White Blood Cell Case Studies



CASE 2: Neutrophilic Leukemoid Reaction


Clinical History:

A 16-year-old boy is brought to the emergency department by his parents becuase he has been complaining of severe abdominal pain for the past day. On physical examination, he had a rigid, board-like abdomen and rebound tenderness in the right lower quandrant. His vital signs include temperature 38.3 C (101 F), pulse 84/minute, respirations 16/minute, and blood pressure 110/65 mm Hg. Laboratory studies include a CBC showing Hgb 14.8 g/dl, Hct 44.4%, MCV 90 fL, platelet count 240,000/microliter, and WBC count 20,000/microliter. A urinalysis is normal. His peripheral blood smear is shown.
  1. What is the predominant white blood cell present?
  2. The white blood cells present here are polymorphonuclear leukocytes, both segmented neutrophils and band neutrophils, and notice that, at low power, the white blood cell count is higher than in a normal smear. Other cells present on the smear are lymphocytes and monocytes, but these are not increased and not seen in this field. However, the platelets are moderately increased in number.

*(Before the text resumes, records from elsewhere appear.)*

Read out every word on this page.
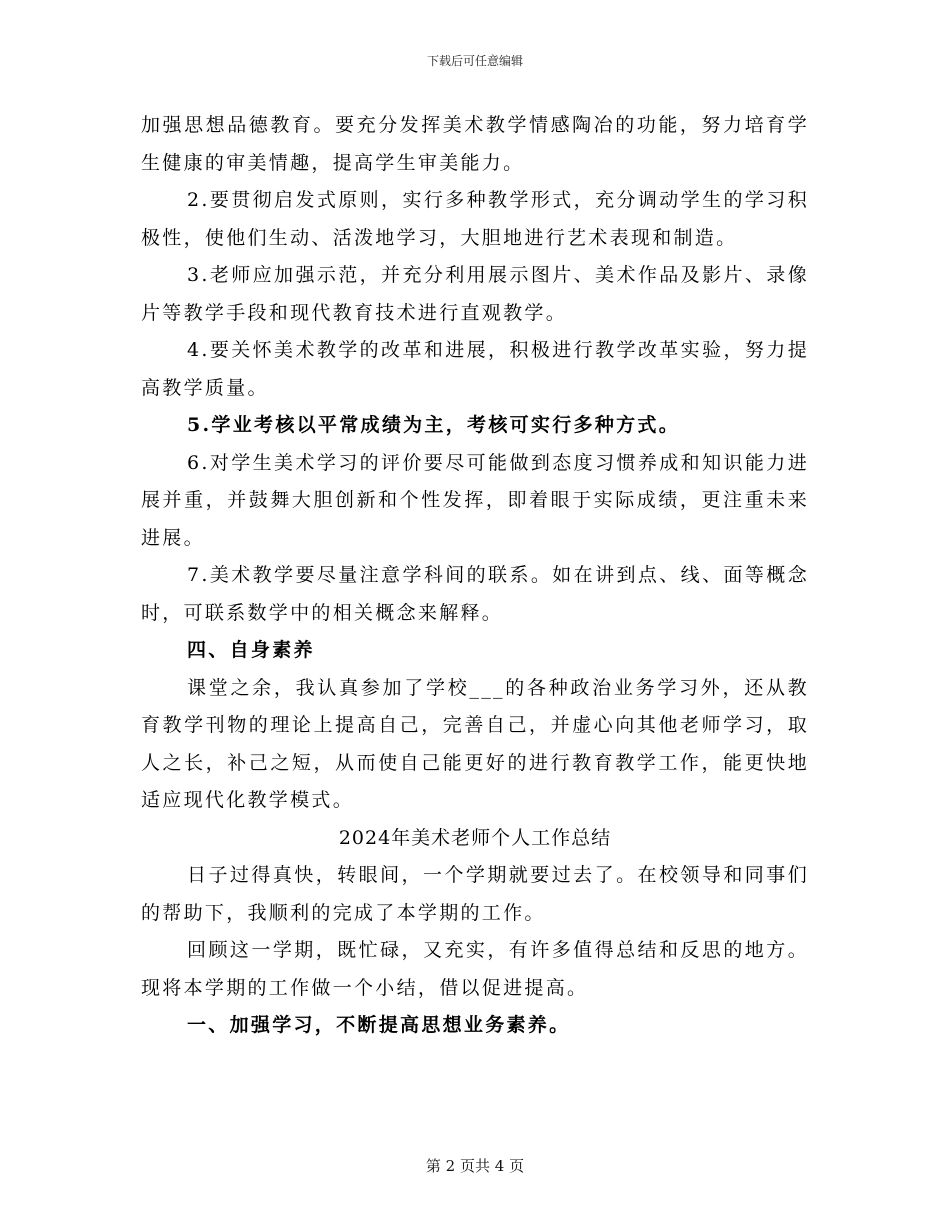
下载后可任意编辑

加强思想品德教育。要充分发挥美术教学情感陶冶的功能，努力培育学生健康的审美情趣，提高学生审美能力。

2.要贯彻启发式原则，实行多种教学形式，充分调动学生的学习积极性，使他们生动、活泼地学习，大胆地进行艺术表现和制造。

3.老师应加强示范，并充分利用展示图片、美术作品及影片、录像片等教学手段和现代教育技术进行直观教学。

4.要关怀美术教学的改革和进展，积极进行教学改革实验，努力提高教学质量。

5.学业考核以平常成绩为主，考核可实行多种方式。

6.对学生美术学习的评价要尽可能做到态度习惯养成和知识能力进展并重，并鼓舞大胆创新和个性发挥，即着眼于实际成绩，更注重未来进展。

7.美术教学要尽量注意学科间的联系。如在讲到点、线、面等概念时，可联系数学中的相关概念来解释。

四、自身素养

课堂之余，我认真参加了学校___的各种政治业务学习外，还从教育教学刊物的理论上提高自己，完善自己，并虚心向其他老师学习，取人之长，补己之短，从而使自己能更好的进行教育教学工作，能更快地适应现代化教学模式。

2024年美术老师个人工作总结

日子过得真快，转眼间，一个学期就要过去了。在校领导和同事们的帮助下，我顺利的完成了本学期的工作。

回顾这一学期，既忙碌，又充实，有许多值得总结和反思的地方。现将本学期的工作做一个小结，借以促进提高。

一、加强学习，不断提高思想业务素养。

第 2 页共 4 页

  3. What is the name for this type of leukocyte reaction?
  4. The name of this reaction is known as a neutrophilic leukemoid reaction. This is a prounounced neutrophilia. In this case extensive inflammation, as evidenced by the patient's signs suggesting appendiceal rupture, may be driving the process.

  5. What do you think is the diagnosis in this case?
  6. The diagnosis in this case is acute appendicitis (most, but not all, cases of acute appendicitis are accompanied by peripheral neutrophilia). It is possible that there is another source of inflammation or a vasculitis or there has been trauma, but this is much less likely.